Kein Wunder, dass die Tanzfläche den ganzen Abend über gefüllt war. Dutzende Paare bewegten sich zu den Klängen der Kapelle im Walzer, im Fox und im Cha cha cha.

Diesmal ohne Verstärkung

Diesmal bestritt der Musikverein den ganzen Abend musikalisch alleine, in den vergangenen Jahren waren die Standelhofener da, um zusätzlich für Stimmung zu sorgen. Doch dieses Jahr bekamen das die Thurnauer auch sehr gut selbst hin. "Wir wollten es einfach mal allein versuchen," so Vorsitzender Martin Koslowsky. Und das Ergebnis zeigte, dass die Rechnung aufgegangen ist.
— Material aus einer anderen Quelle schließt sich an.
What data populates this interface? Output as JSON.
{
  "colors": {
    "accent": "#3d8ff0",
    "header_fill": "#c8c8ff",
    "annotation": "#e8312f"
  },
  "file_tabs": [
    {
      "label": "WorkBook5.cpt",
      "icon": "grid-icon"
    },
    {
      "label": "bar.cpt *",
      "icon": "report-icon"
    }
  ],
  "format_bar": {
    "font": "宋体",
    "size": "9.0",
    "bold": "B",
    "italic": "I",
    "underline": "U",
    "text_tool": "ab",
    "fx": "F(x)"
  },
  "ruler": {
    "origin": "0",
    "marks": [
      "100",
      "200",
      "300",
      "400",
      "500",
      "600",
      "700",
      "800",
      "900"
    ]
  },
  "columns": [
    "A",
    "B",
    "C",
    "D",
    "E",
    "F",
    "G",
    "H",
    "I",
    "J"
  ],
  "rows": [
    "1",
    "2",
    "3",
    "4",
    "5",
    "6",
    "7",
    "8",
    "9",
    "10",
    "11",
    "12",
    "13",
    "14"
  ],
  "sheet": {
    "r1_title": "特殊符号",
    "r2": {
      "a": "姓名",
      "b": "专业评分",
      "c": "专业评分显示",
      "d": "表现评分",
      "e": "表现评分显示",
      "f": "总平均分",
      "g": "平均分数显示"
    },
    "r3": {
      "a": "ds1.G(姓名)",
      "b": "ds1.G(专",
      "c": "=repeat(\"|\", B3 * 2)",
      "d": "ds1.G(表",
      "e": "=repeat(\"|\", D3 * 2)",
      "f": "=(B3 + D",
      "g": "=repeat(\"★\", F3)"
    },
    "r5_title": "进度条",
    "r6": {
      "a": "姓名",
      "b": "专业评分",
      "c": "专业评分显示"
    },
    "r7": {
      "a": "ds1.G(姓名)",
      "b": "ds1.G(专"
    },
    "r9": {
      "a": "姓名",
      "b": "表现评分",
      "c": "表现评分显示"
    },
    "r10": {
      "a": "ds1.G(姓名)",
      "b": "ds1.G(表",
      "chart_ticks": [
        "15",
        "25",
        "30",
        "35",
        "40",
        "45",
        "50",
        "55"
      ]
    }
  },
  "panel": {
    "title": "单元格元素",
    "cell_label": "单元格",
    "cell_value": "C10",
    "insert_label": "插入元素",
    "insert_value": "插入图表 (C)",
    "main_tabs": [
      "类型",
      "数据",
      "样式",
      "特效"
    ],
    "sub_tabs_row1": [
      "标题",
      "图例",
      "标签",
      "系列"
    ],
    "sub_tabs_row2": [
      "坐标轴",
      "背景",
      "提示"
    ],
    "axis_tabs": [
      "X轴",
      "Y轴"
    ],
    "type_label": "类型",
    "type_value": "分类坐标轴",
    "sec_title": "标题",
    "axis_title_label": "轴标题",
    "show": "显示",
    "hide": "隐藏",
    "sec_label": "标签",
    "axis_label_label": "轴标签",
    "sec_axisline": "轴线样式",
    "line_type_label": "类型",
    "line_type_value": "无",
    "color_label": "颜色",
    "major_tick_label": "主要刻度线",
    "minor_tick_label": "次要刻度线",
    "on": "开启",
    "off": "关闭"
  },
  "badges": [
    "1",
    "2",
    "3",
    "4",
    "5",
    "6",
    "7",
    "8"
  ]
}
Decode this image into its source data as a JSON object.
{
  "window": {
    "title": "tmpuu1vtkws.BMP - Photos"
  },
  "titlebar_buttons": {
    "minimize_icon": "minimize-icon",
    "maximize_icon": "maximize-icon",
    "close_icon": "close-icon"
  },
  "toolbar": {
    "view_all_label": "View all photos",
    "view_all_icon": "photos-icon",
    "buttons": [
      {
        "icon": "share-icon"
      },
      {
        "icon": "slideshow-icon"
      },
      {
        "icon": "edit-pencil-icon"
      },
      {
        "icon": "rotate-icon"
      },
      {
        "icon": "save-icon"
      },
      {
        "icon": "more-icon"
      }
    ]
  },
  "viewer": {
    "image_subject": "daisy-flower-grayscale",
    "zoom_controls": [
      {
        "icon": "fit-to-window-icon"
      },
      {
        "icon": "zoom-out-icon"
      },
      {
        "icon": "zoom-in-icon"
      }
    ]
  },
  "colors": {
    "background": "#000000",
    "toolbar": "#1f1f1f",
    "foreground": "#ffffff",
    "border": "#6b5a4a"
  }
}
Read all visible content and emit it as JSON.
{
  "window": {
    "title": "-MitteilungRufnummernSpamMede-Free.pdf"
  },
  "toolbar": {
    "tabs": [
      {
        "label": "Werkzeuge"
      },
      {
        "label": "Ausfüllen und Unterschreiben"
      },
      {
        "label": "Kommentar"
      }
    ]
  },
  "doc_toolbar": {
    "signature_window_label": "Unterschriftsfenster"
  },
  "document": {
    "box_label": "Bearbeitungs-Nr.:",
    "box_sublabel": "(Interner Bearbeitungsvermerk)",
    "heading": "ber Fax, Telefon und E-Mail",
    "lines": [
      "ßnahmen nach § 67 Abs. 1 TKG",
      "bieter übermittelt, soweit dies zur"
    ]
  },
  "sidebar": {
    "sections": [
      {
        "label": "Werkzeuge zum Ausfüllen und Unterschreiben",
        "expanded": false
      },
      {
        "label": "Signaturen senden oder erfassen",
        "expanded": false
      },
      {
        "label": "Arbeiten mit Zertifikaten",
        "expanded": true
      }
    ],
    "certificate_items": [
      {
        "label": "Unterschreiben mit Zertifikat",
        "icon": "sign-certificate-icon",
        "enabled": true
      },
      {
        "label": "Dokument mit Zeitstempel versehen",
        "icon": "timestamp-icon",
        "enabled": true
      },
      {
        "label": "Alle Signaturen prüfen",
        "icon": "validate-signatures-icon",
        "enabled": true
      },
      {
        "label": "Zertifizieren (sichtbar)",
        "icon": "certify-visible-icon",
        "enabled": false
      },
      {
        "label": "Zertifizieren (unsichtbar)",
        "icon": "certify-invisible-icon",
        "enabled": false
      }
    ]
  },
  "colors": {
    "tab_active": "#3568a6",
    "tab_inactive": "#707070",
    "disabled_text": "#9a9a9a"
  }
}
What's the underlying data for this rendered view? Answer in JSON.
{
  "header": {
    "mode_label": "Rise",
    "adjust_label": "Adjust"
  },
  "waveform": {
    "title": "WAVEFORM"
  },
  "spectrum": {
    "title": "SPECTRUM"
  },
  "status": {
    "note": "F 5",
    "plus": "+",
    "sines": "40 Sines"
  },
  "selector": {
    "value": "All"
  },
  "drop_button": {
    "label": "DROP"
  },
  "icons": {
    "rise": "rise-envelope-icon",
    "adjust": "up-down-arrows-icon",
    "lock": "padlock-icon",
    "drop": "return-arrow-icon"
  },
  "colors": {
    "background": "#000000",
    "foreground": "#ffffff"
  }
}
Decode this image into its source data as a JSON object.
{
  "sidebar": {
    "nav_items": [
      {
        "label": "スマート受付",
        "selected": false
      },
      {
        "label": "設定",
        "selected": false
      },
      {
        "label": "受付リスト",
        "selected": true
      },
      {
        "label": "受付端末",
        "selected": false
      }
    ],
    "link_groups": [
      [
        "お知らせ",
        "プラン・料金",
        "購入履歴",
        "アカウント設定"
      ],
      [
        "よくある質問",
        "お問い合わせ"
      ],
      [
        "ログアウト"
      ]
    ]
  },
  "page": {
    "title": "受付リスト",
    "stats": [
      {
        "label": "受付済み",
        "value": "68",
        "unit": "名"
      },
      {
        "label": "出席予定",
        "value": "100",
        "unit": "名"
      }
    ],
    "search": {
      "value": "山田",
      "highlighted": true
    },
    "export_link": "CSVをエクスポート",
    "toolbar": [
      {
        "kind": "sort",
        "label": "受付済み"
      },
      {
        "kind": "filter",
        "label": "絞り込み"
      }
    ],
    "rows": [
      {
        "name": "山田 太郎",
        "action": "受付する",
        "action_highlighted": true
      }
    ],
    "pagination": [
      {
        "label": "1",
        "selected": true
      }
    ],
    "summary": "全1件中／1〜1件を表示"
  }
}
Gesanglich wurde die Blaskapelle von Lisa Eschenbacher und Andreas Fuchs begleitet. Dass die Stadelhofener diesmal nicht mit auf der Bühne standen, bedeutete aber nicht, dass sie sich den Abend hätten entgehen lassen. Mitglieder der Stadelhofener waren gekommen, um mit den Freunden zu feiern.
"Wir haben ein gutes Verhältnis, die Stimmung ist einfach toll," betonte Frank Macht.

Das Orchester ist seit dem vergangenen Jahr deutlich aufgestockt und verjüngt worden - zahlreiche ehemalige Mitglieder des Jugendorchesters sind in die Kapelle vorgerückt. Nun brauchen die jungen Bläser natürlich noch Bühnenerfahrung. Und da kommt so ein ganzer Abend voller Blasmusik genau recht.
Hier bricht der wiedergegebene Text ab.